Change the paths here accordingly, to the locations of saved checkpoints.

In [2]:
mul_en_checkpoint_path = "savedmodels/mul-en"
mul_en_model = transformers.AutoModelForSeq2SeqLM.from_pretrained(
    mul_en_checkpoint_path)
mul_en_tokenizer = AutoTokenizer.from_pretrained(
    mul_en_checkpoint_path)

In [144]:
en_mul_checkpoint_path = "savedmodels/en-mul"
en_mul_model = transformers.AutoModelForSeq2SeqLM.from_pretrained(
    en_mul_checkpoint_path)
en_mul_tokenizer = AutoTokenizer.from_pretrained(
    en_mul_checkpoint_path)

We run the model on CPU, so that this can be done while the model is training (no extra GPU memory taken).

In [145]:
def sentence_format(input, first_word_title_case = True): 
    '''Ensure capital letter at the start and full stop at the end.'''
    input = input[0].capitalize() + input[1:]
    if input[-1] not in ['.', '!', '?']:
        input = input + '.'
    return input

def translate(source_text, model, tokenizer):
    device = torch.device('cpu')
    model = model.eval()
    model = model.to(device) 
    inputs = tokenizer(source_text, return_tensors="pt").to(device)
    tokens = model.generate(**inputs)
    result = tokenizer.decode(tokens.squeeze(), skip_special_tokens=True)
    return result

def translate_to_multiple(query,
                          languages = {'ach': 'Acholi', 'lgg': 'Lugbara',
                                       'lug': 'Luganda','nyn': 'Runyankore',
                                       'teo': 'Ateso'}):
    normalizer = sacremoses.MosesPunctNormalizer()
    normalized_query = sentence_format(normalizer.normalize(query))
    
    translations = []
    for lang in ['lug', 'ach', 'nyn', 'teo', 'lgg']:
        translation = translate(f">>{lang}<< {normalized_query}",
                                en_mul_model, en_mul_tokenizer)
        translations.append({'target': languages[lang],
                             'translation': translation})

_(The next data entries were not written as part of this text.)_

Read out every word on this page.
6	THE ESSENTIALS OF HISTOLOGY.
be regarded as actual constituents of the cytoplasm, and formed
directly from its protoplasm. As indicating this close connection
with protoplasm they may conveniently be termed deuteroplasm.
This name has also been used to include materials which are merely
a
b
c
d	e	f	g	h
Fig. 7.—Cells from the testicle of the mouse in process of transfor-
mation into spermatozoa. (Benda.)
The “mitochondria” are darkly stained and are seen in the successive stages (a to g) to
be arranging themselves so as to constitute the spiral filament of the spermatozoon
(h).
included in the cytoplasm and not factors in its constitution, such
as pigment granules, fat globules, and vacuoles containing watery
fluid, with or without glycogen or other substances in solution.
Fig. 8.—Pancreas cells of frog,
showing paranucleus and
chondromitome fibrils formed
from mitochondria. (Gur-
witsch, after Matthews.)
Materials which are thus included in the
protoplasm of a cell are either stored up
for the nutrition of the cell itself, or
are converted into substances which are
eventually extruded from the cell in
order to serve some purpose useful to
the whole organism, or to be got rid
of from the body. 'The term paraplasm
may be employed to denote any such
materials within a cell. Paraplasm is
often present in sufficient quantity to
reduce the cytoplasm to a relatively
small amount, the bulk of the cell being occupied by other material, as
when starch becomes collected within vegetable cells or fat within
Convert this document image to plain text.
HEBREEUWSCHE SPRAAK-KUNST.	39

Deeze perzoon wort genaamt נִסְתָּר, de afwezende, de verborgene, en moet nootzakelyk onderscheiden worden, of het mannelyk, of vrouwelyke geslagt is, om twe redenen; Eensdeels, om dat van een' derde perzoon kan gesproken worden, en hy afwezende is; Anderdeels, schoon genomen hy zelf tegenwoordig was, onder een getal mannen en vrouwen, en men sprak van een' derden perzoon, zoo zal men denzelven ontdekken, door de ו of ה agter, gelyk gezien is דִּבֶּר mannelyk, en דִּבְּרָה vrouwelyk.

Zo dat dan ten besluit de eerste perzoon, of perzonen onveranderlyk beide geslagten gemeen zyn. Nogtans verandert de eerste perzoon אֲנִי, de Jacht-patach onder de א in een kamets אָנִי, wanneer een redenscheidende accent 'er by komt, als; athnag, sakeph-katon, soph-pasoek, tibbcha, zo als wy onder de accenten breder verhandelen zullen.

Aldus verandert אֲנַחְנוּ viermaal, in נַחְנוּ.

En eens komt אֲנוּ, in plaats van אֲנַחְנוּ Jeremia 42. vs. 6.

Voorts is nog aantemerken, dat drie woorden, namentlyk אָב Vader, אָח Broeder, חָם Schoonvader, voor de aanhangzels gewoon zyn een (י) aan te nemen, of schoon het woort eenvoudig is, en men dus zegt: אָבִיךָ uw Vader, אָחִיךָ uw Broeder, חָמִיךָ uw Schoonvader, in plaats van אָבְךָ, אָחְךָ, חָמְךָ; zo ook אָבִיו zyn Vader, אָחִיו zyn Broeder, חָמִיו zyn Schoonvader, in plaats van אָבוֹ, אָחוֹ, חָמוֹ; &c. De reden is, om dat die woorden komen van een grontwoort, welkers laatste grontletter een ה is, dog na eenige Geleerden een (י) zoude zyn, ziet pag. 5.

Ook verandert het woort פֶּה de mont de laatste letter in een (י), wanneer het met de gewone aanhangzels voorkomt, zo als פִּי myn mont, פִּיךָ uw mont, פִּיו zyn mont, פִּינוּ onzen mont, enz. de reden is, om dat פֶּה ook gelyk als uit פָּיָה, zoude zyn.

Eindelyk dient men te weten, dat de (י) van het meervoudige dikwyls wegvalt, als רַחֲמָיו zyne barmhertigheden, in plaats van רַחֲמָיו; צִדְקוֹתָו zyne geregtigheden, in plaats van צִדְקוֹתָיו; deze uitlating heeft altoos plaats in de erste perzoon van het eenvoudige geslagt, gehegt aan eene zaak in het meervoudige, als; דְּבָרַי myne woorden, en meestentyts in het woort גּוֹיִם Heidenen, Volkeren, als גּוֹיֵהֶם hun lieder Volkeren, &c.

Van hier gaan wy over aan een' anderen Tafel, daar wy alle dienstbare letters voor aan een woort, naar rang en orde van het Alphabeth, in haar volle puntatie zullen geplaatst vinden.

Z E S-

    df = pd.DataFrame(translations)
    df = df.set_index('target')   
    return df

def translate_to_english(query):
    normalizer = sacremoses.MosesPunctNormalizer()
    normalized_query = sentence_format(normalizer.normalize(query))
    return translate(normalized_query, mul_en_model, mul_en_tokenizer)

pd.set_option('display.max_colwidth', None)

In [146]:
query = '''
It may rain tomorrow.
'''

translate_to_multiple(query)

Unnamed: 0_level_0,translation
target,Unnamed: 1_level_1
Luganda,Enkuba eyinza okutonnya enkya.
Acholi,Kot romo cwer diki.
Runyankore,Enjura nebaasa kugwa nyenkyakare.
Ateso,Aticepak edou moi.
Lugbara,Ozoo eco drusi ra.


In [142]:
query = '''
Omukyala agamba akooye okubonabona.
'''

translate_to_english(query)

'The lady says she is tired of suffering.'